Web 2.0 seems to be happy with being vaguely defined (delimited may be a better term) and equally a social and a technological movement. Web 3.0 clearly hovers over the idea of the “Semantic Web”, a term coined by Tim Berners-Lee, in which richly mark-upped hypertext and data allow for novel more meaningful human-machine and machine-machine communication. Radar Networks (currently in stealth mode) claim to be driving some interesting developments in this direction and are followed closely by those interested.

This has already raised some questions: will content be expensive hand labor or machine boot-strappable, what new privacy policies do we have to live with, how does one separate style and content, what are alternatives to RDF.

Sadly, there’s very little inspiring out there about potential applications.

My question (though not uniquely mine) to add to this: What role will natural language processing play in this (i.e. how “semantic” is this talk of Semantics)? Semantic content in RDF appears to be little more than a means for one machine to tell another who authored a particular book or what are the postal codes in the greater Boston area. Semantics to me is as much about intentions (“Why is web-service A dispensing such information?”) and interpreting such information for the purposes of action (“What can web-service B – or my browser or I – do with it?”).

Perhaps this misses the mark and semantic really isn’t about natural language. But there is a weaker, more real form of this “language and technology” concern: Insofar as semantics is just information, can it be bootstrapped by a machine (perhaps even linguistically informed rather than statistically)?

Thoughts?

Three Observations about Recent Language Technology News

Wednesday, March 28th, 2007

To start us off, recent experience has shown three things:

  1. Speech (i.e. voice) related news is TTS-dominated, less so by ASR.
  2. The company featured most frequently in the news is Nuance.
  3. The talk of semantic search engines seems to dominate the NLP news.

The success of TTS is largely due to requirements set by mobile and in-car technologies, especially GPS and communications.

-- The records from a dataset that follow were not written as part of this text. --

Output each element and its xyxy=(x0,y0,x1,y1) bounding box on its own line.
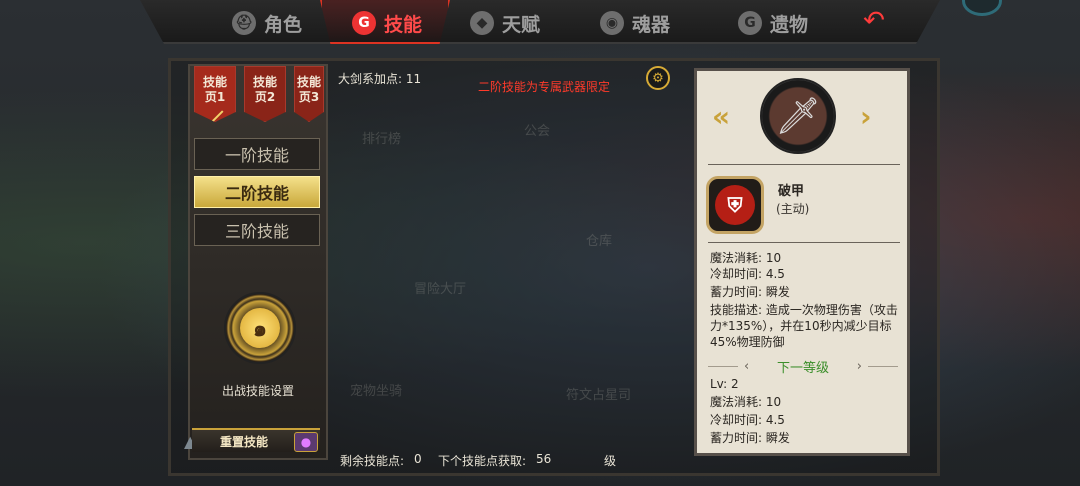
tier-3-button[interactable]: 三阶技能 xyxy=(194,214,320,246)
divider xyxy=(708,242,900,243)
skill-description: 技能描述: 造成一次物理伤害（攻击力*135%），并在10秒内减少目标45%物理… xyxy=(710,303,898,349)
cooldown: 冷却时间: 4.5 xyxy=(710,267,785,281)
next-point-label: 下个技能点获取: xyxy=(438,454,527,468)
chevron-left-icon: ‹ xyxy=(744,359,750,374)
reset-label: 重置技能 xyxy=(220,434,269,449)
next-level-label: 下一等级 xyxy=(776,361,829,376)
tier-1-button[interactable]: 一阶技能 xyxy=(194,138,320,170)
loadout-button[interactable]: ๑ xyxy=(224,292,296,364)
tab-soul-vessel[interactable]: ◉ 魂器 xyxy=(600,6,670,40)
tier-2-button[interactable]: 二阶技能 xyxy=(194,176,320,208)
golden-swirl-icon: ๑ xyxy=(240,308,280,348)
divider xyxy=(708,366,738,367)
next-charge-time: 蓄力时间: 瞬发 xyxy=(710,431,790,445)
skill-name: 破甲 xyxy=(778,184,805,199)
greatsword-points-label: 大剑系加点: 11 xyxy=(338,72,422,86)
remaining-points-label: 剩余技能点: xyxy=(340,454,405,468)
broken-shield-icon: ⛨ xyxy=(715,185,755,225)
skill-page-tab-2[interactable]: 技能 页2 xyxy=(244,66,286,122)
tab-skills[interactable]: G 技能 xyxy=(352,6,422,40)
helmet-icon: ⛑ xyxy=(232,11,256,35)
next-mana-cost: 魔法消耗: 10 xyxy=(710,395,782,409)
talent-diamond-icon: ◆ xyxy=(470,11,494,35)
next-level-header: ‹ 下一等级 › xyxy=(744,357,862,376)
skill-icon-frame: ⛨ xyxy=(706,176,764,234)
loadout-label: 出战技能设置 xyxy=(221,384,294,398)
next-point-value: 56 xyxy=(536,452,552,466)
sword-icon: 🗡 xyxy=(760,78,836,154)
tab-relics[interactable]: G 遗物 xyxy=(738,6,808,40)
back-button[interactable]: ↶ xyxy=(838,4,910,38)
charge-time: 蓄力时间: 瞬发 xyxy=(710,285,790,299)
back-arrow-icon: ↶ xyxy=(863,6,885,36)
purple-gem-icon: ● xyxy=(294,432,318,452)
next-level-value: Lv: 2 xyxy=(710,377,739,391)
divider xyxy=(708,164,900,165)
soul-drop-icon: ◉ xyxy=(600,11,624,35)
next-weapon-button[interactable]: › xyxy=(860,100,872,133)
mana-cost: 魔法消耗: 10 xyxy=(710,251,782,265)
relic-swirl-icon: G xyxy=(738,11,762,35)
reset-skills-button[interactable]: 重置技能 ● xyxy=(192,428,320,452)
chevron-right-icon: › xyxy=(856,359,862,374)
tab-talent[interactable]: ◆ 天赋 xyxy=(470,6,540,40)
skill-sidebar xyxy=(188,64,328,460)
prev-weapon-button[interactable]: « xyxy=(712,100,730,133)
next-point-unit: 级 xyxy=(604,454,617,468)
coin-info-icon[interactable]: ⚙ xyxy=(646,66,670,90)
divider xyxy=(868,366,898,367)
remaining-points-value: 0 xyxy=(414,452,422,466)
tab-character[interactable]: ⛑ 角色 xyxy=(232,6,302,40)
skill-page-tab-1[interactable]: 技能 页1 xyxy=(194,66,236,122)
skill-page-tab-3[interactable]: 技能 页3 xyxy=(294,66,324,122)
skill-type: (主动) xyxy=(776,202,810,216)
tier-notice: 二阶技能为专属武器限定 xyxy=(478,80,611,94)
next-cooldown: 冷却时间: 4.5 xyxy=(710,413,785,427)
skill-swirl-icon: G xyxy=(352,11,376,35)
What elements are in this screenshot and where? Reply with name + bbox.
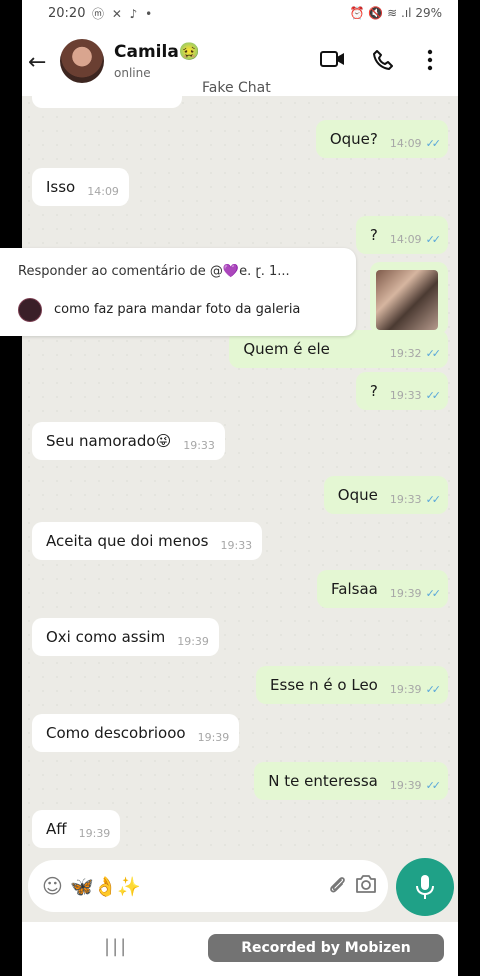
read-ticks-icon: ✓✓ [425, 778, 442, 792]
reply-comment-text: como faz para mandar foto da galeria [54, 302, 301, 317]
read-ticks-icon: ✓✓ [425, 232, 442, 246]
attach-icon[interactable] [326, 874, 348, 901]
avatar[interactable] [60, 39, 104, 83]
message-bubble-incoming[interactable]: Seu namorado😜 19:33 [32, 422, 225, 460]
message-time: 19:39 [177, 634, 209, 648]
read-ticks-icon: ✓✓ [425, 492, 442, 506]
message-time: 19:39 [389, 778, 422, 792]
message-text: Oque? [329, 130, 378, 148]
message-text: Isso [46, 178, 76, 196]
read-ticks-icon: ✓✓ [425, 682, 442, 696]
message-text: Oque [337, 486, 378, 504]
emoji-icon[interactable]: ☺ [42, 874, 63, 898]
message-time: 19:33 [389, 388, 422, 402]
message-bubble-outgoing[interactable]: ? 14:09 ✓✓ [355, 216, 448, 254]
message-text: N te enteressa [268, 772, 378, 790]
message-text: Falsaa [331, 580, 378, 598]
reply-comment-overlay: Responder ao comentário de @💜e. ɽ. 1... … [0, 248, 356, 336]
recents-icon[interactable]: ||| [104, 936, 128, 957]
image-message[interactable] [370, 262, 448, 334]
chat-area[interactable]: Oque? 14:09 ✓✓ Isso 14:09 ? 14:09 ✓✓ Que… [22, 96, 458, 856]
message-time: 19:39 [78, 826, 111, 840]
contact-name[interactable]: Camila🤢 [114, 42, 200, 62]
notification-icons: ⓜ ✕ ♪ • [92, 7, 155, 21]
status-time: 20:20 [48, 6, 86, 21]
message-bubble-outgoing[interactable]: ? 19:33 ✓✓ [355, 372, 448, 410]
commenter-avatar [18, 298, 42, 322]
message-text: Aceita que doi menos [46, 532, 209, 550]
message-time: 19:33 [220, 538, 253, 552]
phone-icon[interactable] [372, 49, 394, 76]
message-bubble-outgoing[interactable]: Oque 19:33 ✓✓ [323, 476, 448, 514]
message-bubble-outgoing[interactable]: Oque? 14:09 ✓✓ [315, 120, 448, 158]
system-icons: ⏰ 🔇 ≋ .ıl [349, 6, 412, 20]
message-text: Aff [46, 820, 67, 838]
read-ticks-icon: ✓✓ [425, 346, 442, 360]
message-time: 19:33 [183, 438, 215, 452]
message-input-bar[interactable]: ☺ 🦋👌✨ [28, 860, 388, 912]
message-bubble-incoming[interactable]: Isso 14:09 [32, 168, 129, 206]
message-bubble-incoming[interactable]: Aff 19:39 [32, 810, 121, 848]
message-time: 19:39 [389, 586, 422, 600]
fake-chat-label: Fake Chat [202, 80, 271, 96]
message-text: Oxi como assim [46, 628, 166, 646]
message-text: ? [369, 226, 378, 244]
more-vert-icon[interactable] [426, 49, 434, 76]
contact-status: online [114, 66, 151, 80]
message-bubble-incoming[interactable]: Como descobriooo 19:39 [32, 714, 240, 752]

The future of ASR in the other hand seems to depend on the dictation market (especially in the healthcare sector) and a growing relevance of network ASR (driven by advancing VoIP, impact of multi-modal applications).

Nuance’s continued position will depend on the role of “super players” IBM and Microsoft and to a lesser degree the role of open-source initiatives, especially on the network/telephony side.

Semantic search engines recently got some media hype with “Google-Killer” Powerset, a PARC offspring. While in its infancy, some believe this development towards semantic web will usher in a Web3.0 revolution. Of course, soem others believe this has already begun, while yet more just wanna see what happens with all this.

Let’s see how these trends develop. Especially multi-modality and semantic searches will be issues to follow closely.